Anna Szymanska and Agnieszka Giermakowska, Newmark Polska

Anna Szymanska and Agnieszka Giermakowska, Newmark Polska

The report said that the markets continue to adapt to the new normal created by the rise of hybrid working model, and the growing focus on flexibility in office layouts and uses.

The first quarter of 2023 witnessed a further decrease in developers activity with around 530,000 m2 under construction, down by over 8% since the fourth quarter of 2022.

'This trough - despite still relatively strong leasing activity - is due to the substantial share of lease renewals and renegotiations in the total transaction volume and large volumes of ready-to-occupy office space available in buildings completed in the last five years (close to 420,000 m2, which accounts for almost 41% of the total vacant space in the regional cities),' said Anna Szymanska, head of the office department at Newmark Polska.

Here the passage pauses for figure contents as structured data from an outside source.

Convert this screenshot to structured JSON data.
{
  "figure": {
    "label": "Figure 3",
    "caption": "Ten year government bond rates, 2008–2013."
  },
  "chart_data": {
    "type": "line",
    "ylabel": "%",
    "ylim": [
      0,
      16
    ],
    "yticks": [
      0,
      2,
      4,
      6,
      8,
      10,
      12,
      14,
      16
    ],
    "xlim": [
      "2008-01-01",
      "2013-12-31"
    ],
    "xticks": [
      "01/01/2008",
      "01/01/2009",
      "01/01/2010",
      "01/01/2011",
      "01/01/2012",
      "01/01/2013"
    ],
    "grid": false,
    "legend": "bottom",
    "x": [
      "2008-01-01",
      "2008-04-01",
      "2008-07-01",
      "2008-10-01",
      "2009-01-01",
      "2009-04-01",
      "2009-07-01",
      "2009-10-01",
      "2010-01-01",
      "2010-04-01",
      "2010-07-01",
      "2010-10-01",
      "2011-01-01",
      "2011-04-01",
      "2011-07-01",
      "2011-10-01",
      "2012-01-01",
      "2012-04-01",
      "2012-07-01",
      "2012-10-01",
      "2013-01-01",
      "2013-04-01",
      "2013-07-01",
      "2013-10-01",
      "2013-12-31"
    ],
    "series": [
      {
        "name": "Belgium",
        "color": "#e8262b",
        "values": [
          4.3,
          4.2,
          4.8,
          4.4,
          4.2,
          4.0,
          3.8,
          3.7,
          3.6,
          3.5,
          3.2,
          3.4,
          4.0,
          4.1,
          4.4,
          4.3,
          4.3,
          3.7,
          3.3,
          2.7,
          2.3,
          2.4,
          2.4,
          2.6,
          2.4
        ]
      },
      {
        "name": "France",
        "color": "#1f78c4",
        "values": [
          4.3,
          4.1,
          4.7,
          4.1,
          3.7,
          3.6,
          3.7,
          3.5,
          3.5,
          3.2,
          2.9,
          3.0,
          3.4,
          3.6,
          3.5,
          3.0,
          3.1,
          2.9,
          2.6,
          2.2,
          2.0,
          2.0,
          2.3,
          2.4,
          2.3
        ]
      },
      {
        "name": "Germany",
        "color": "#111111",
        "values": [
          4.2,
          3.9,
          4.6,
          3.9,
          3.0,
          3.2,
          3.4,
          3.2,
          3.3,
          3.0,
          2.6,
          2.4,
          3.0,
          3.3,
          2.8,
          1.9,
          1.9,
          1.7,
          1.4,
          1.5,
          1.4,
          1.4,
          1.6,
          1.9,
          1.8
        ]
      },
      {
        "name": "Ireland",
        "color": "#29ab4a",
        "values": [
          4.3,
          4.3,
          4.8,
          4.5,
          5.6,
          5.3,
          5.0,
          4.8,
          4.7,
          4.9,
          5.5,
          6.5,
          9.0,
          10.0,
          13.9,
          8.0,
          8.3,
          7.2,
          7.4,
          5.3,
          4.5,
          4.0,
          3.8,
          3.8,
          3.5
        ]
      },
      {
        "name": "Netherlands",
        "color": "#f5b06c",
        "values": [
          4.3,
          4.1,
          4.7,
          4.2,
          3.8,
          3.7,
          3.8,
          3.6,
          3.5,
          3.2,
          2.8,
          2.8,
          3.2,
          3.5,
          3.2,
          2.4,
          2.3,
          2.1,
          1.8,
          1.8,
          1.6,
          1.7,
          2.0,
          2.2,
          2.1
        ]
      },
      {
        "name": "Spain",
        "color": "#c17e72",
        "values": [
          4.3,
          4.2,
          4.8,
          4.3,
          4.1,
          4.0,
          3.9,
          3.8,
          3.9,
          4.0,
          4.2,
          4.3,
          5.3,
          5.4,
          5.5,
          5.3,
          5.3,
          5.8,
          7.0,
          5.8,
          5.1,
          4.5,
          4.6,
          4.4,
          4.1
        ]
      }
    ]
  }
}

At the end of the first quarter of 2023, the combined office stock of Poland’s eight largest regional city markets (Krakow, Wroclaw, Tricity, Katowice, Poznan, Lódz, Lublin, and Szczecin) was close to 6.5 million m2.
With over 68,000 m2 of office deliveries in the three months to March, the regional cities increased their lead over Warsaw, which has 6.26 million m2 of office space.

The first three months of 2023 saw four office completions: two in Krakow (Ocean Office Park B and Fabryczna Office Park B5), one in Tricity (Officer) and one in Wroclaw (Centrum Poludnie 3).

Total office take-up on the core regional markets in the first quarter of 2023 climbed to nearly 175,000 m2 and was comparable to the leasing volume recorded in the last quarter of 2022 (up by 0.2%), but was over 13% higher than in the first quarter of 2022.

In terms of occupier activity, the past quarter lagged behind only the first quarters of 2020 and 2017, which saw 213,700 m2 and 178,500 m2 transacted, respectively.

The sectors that generated most demand were IT and manufacturing, which accounted for 25% and 13% of the total take-up, respectively. Logistics came third with 7%.

At the end of the first quarter of 2023, the overall vacancy rate on the core regional office markets stood at 15.9%, up by 0.6 pp since the fourth quarter of 2022 and by 0.4 pp compared to the first quarter of 2022.

'With office availability still high in both existing buildings and projects under construction, rental rates hold firm and are expected to remain flat in the coming quarters. That said, landlords of office buildings featuring modern technology and ESG solutions are unlikely to give ground in rent negotiations,' said Agnieszka Giermakowska, research & advisory director, ESG lead, Newmark Polska.